Veterans Affairs Secretary David Shulkin has created an official government web page where the VA will post the his official travel and use of both private and government aircraft, in an effort to be more transparent.
So far, the VA reports that Shulkin has not used private aircraft to date, and shows that the secretary has taken four trips on Air Force One, out of six trips taken on military aircraft since January. The VA is also posting itineraries – including one from his recent trip to Europe, which lists official meetings and several sight-seeing events.
This comes after Health and Human Services Secretary Tom Price resigned last week following controversy over several trips using private charter and military jets that were fronted by taxpayer dollars, upwards of $1 million worth. The White House later issued a reminder to officials that “government-owned, rented, leased or chartered aircraft should not be used for travel by government employees, except with specific justification.”
Shulkin said in a press release: “Under this Administration, VA is committed to becoming the most transparent organization in government, and I’m pleased to take another step in that direction with this move. Veterans and taxpayers have a right to know about my official travel as Secretary, and posting this information online for all to see will do just that.”
The site lists all of Shulkin’s travel since Jan. 20, and will reportedly be updated within five business days of an official trip.
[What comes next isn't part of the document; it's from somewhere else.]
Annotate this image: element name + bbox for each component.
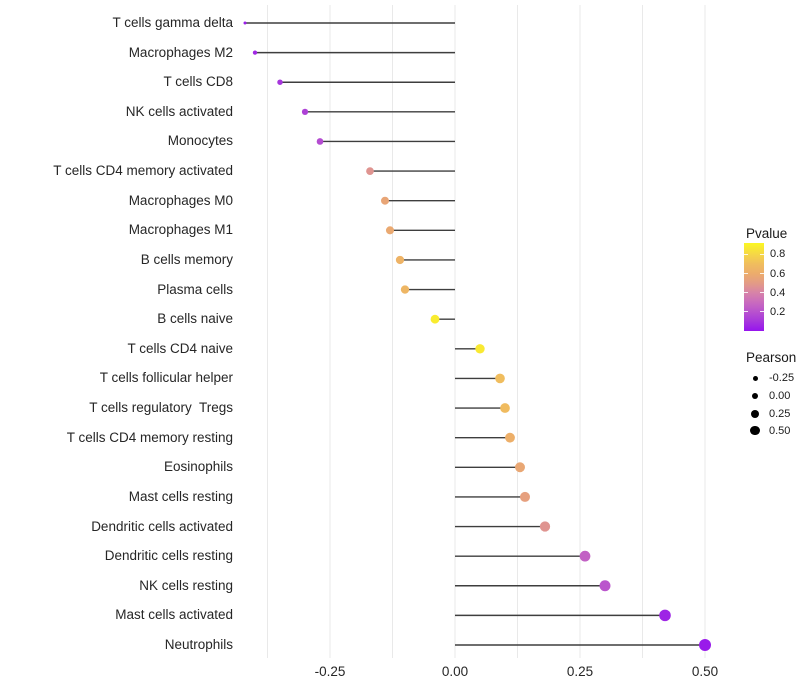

The site includes:
- Use of private aircraft by the Secretary (none to date);
- Use of government aircraft by the Secretary;
- Itineraries (key events) of official international trips by the Secretary; and,
- Itineraries (key events) of official domestic trips by the Secretary (to be added by Oct. 15).
The Washington Post reported last week on Shulkin’s itinerary it had obtained from a 10-day trip to Europe, which included official meetings and also listed Grand Slam tennis tournament Wimbledon, a tour of Westminster Abbey and a cruise on the Thames, among other things.
The Post had also reported that the federal government paid for the flights for Shulkin and his wife, and also provided a per diem reimbursement for meals and other expenses.
“The federal government paid for the flights for Shulkin and his wife, Merle Bari, and provided a per-diem reimbursement for their meals and other expenses, VA said Friday. An agency spokesman did not respond to questions about why Bari qualified for the reimbursements and taxpayer-funded airfare, other than to say she was traveling on ‘approved invitational orders’ and had ‘temporary duty’ travel expenses,” the Post reported. “The agency also did not respond to questions about the cost of the flights and the total reimbursement. If Bari took the full per diem every day of the trip, she could have been reimbursed as much as $3,600 under federal guidelines.”